Great Grand Masti is the third film in the Masti trilogy. The Adult Comedy stars the terrific trio of - Riteish Deshmukh, Aftab Shivdasani and Vivek Oberoi. Two films later, the Masti franchise has made the audience familiar with its template. How the monotony of marriage makes three buddies seek for some harmless fun(sex), has proven to make for a few good laughs and a lot of sexiest funny jokes.
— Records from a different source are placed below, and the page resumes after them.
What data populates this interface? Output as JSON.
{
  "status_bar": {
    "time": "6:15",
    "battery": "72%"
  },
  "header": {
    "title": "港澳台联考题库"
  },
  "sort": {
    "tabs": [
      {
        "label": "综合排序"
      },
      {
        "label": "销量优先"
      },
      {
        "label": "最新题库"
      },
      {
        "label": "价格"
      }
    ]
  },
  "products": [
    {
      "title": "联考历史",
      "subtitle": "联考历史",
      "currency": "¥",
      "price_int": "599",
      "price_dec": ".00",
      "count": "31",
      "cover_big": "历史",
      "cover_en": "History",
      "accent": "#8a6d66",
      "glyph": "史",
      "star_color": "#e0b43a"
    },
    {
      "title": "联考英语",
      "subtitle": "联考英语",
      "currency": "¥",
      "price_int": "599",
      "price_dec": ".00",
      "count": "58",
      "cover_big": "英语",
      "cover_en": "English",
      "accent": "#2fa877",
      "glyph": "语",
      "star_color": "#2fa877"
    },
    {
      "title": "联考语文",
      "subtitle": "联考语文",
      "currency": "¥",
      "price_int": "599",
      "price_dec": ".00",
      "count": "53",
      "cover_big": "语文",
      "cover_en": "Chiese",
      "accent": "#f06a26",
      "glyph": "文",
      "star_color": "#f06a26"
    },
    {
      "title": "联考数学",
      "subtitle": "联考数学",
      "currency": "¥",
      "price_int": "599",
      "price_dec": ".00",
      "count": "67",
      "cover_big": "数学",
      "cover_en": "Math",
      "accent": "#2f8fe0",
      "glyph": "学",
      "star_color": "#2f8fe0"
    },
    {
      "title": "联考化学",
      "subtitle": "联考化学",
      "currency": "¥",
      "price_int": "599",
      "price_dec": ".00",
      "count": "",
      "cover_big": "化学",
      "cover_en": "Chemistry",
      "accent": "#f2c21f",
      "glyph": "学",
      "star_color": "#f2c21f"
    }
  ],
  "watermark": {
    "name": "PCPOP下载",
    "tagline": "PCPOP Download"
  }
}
Even in the third sequel, the naughty popcorn masti will make us laughso louder with therir funny double meaning talks.and now introducing to the new character(actress) of the movie great grand masti the ‘bhootni’( uravashi Rautela). she gets maximum play. She has an extensive wardrobe, clearly, so she is to be seen in flowing gowns and stringy ‘cholis’ barely able to contain her bosom. She clearly also has a beauty parlour in easy reach because her hair is immaculately curled, and her lips made up in red and pink.


The ‘masti’ boys(yes, that’s what they are called, seriously!) are back to test your nerves.


Amar(Ritesih) has a bungalow to sell and Prem(Aftab) is supposed to help him. Meet(Vivek) also accompanies them to Doodhwaadi, a village where old women talk in innuendos and ghosts look forward to having fun with youngsters.The three men and the ghost gyrate when it’s least needed and keep flaunting their assets and making unfunny ‘cock’, ‘Viagra’ and ‘pussy’ jokes.


Eye-rolling sequences keep unfolding, especially in the second half. Babu Rangeela(Shreyas Talpade in a cameo), a gigolo(the filmmaker, assuming that audience would not know what it means very helpfully has one his character explain that he is a male prostitute), gets turned into a chicken and eventually cooked into a dish with two friends fighting for the breast piece and the leg piece. And if that wasn’t enough there is Baba Antakshari(Sanjay Mishra) pooping watermelon, a very large one at that. It made me cry(besides rolling the eyes) at the plight of this very fine actor.


Rautela is made to rant, shimmy and shake in old-Bollywood vamp style. At least she has something to do, poor thing. As opposed to Deshmukh, Oberoi and Shivdasani, who are handed out such deathless lines as: “baahar ki biryani aur ghar ki daal bhi nahin milti.” A village they fetch up in is called ‘Doodhawadi’, and one of them comes up with ‘let’s milk this opportunity’, not once but twice. A dish of chicken is divided into ‘breast pieces’ and ‘leg pieces’. And so on, and on.